The office environment is a great place to practice small acts of kindness. Crammed together as we are in our cubicles, it’s pretty easy to know what’s going on in my coworkers’ lives, whether they’re having a bad day, whether they feel chronically unappreciated. If I take this knowledge to heart, it creates countless opportunities for little gestures of support and care. Sharing cupcakes on someone’s birthday, bringing a cup of tea when they’re clearly sick, or leaving their favorite treat on their desk anonymously can help brighten someone’s day, but even more importantly, it helps form a habit of kindness.
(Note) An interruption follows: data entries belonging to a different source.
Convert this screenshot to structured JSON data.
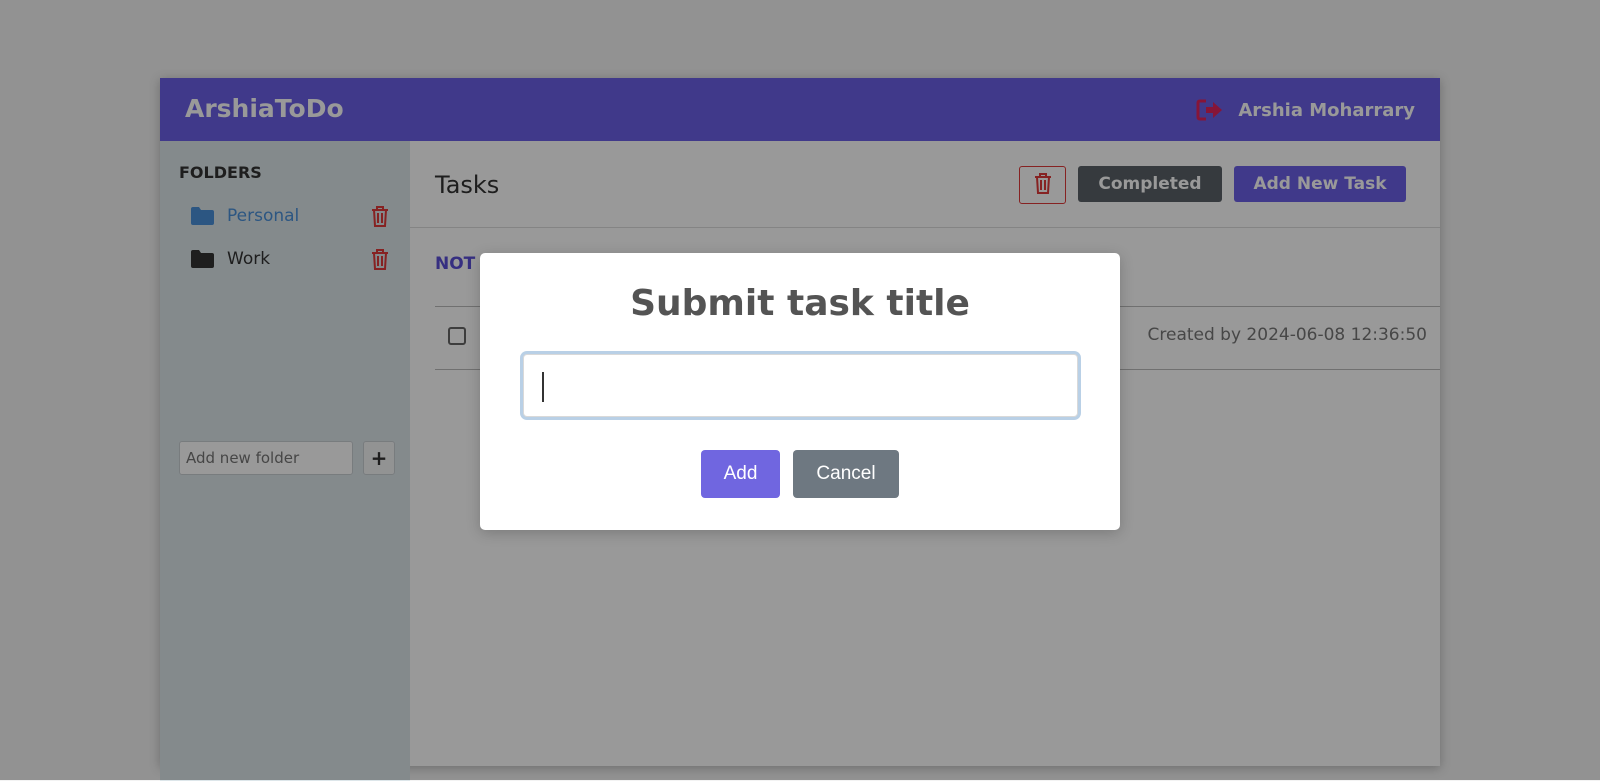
{
  "app": {
    "brand": "ArshiaToDo",
    "user_name": "Arshia Moharrary",
    "icons": {
      "logout": "logout-icon"
    },
    "colors": {
      "primary": "#6c5fe6",
      "danger": "#e03a3a",
      "folder_active": "#4a90d9"
    }
  },
  "sidebar": {
    "heading": "FOLDERS",
    "folders": [
      {
        "label": "Personal",
        "active": true,
        "icon": "folder-icon"
      },
      {
        "label": "Work",
        "active": false,
        "icon": "folder-icon"
      }
    ],
    "add_folder_placeholder": "Add new folder",
    "add_folder_button": "+"
  },
  "main": {
    "title": "Tasks",
    "completed_label": "Completed",
    "add_task_label": "Add New Task",
    "section_label": "NOT C",
    "tasks": [
      {
        "created": "Created by 2024-06-08 12:36:50",
        "checked": false
      }
    ]
  },
  "modal": {
    "title": "Submit task title",
    "input_value": "",
    "add_label": "Add",
    "cancel_label": "Cancel"
  }
}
Sometimes the appeal of world-changing jobs is that they seem so glamorous, so sexy, so full of potential photo ops. However, for every glossy photo, there are hundreds of hours of thoroughly unglamorous, unglorious hard work behind it. And lucky me, my job (like most jobs) is just absolutely packed with unglamorous, unglorious work. Thus, I can practice faithfully doing the mundane little things, following through on promises others may never know about, supporting superiors in their more visible jobs, and maybe paving the way to greater things. As Jesus said, if you’re not faithful with a little, who will trust you with a lot?
Trying day after day to do something I don’t love in a loving way is a great way to follow in my Teacher’s footsteps. If there was anyone, ever, who had the right to say, “I’m too good for this job,” it was Jesus. I mean, really? A carpenter, working every day with his hands? Surely this is no job for a King. And yet not only did Jesus work a common job, we know he also gently washed his disciples’ feet, taking a job only the lowest servant would do without a hint of pride. His humility, his gentleness, is one of the things I love best about him, and my job gives me a chance to practice it myself.
I’ll admit this is one of the areas I struggle with the most, particularly showing up on time and sticking to my assigned tasks even when I’ve been doing them for hours and it’s just so boring. But showing up on time and working hard isn’t just an arbitrary facet of office life. Self-control is needed for everything we do. Whether it’s band practice, volunteering, or a big family dinner, showing up on time and actually focusing shows that you care. The more self-control I have, the less I have to struggle with bad habits, and the more energy I have left over for loving and serving with excellence.
So as you can see, my wish to serve others was granted, and I’ve probably learned a lot more from this than I would have from getting the kind of job I wanted. I could go on, but I should get back to work.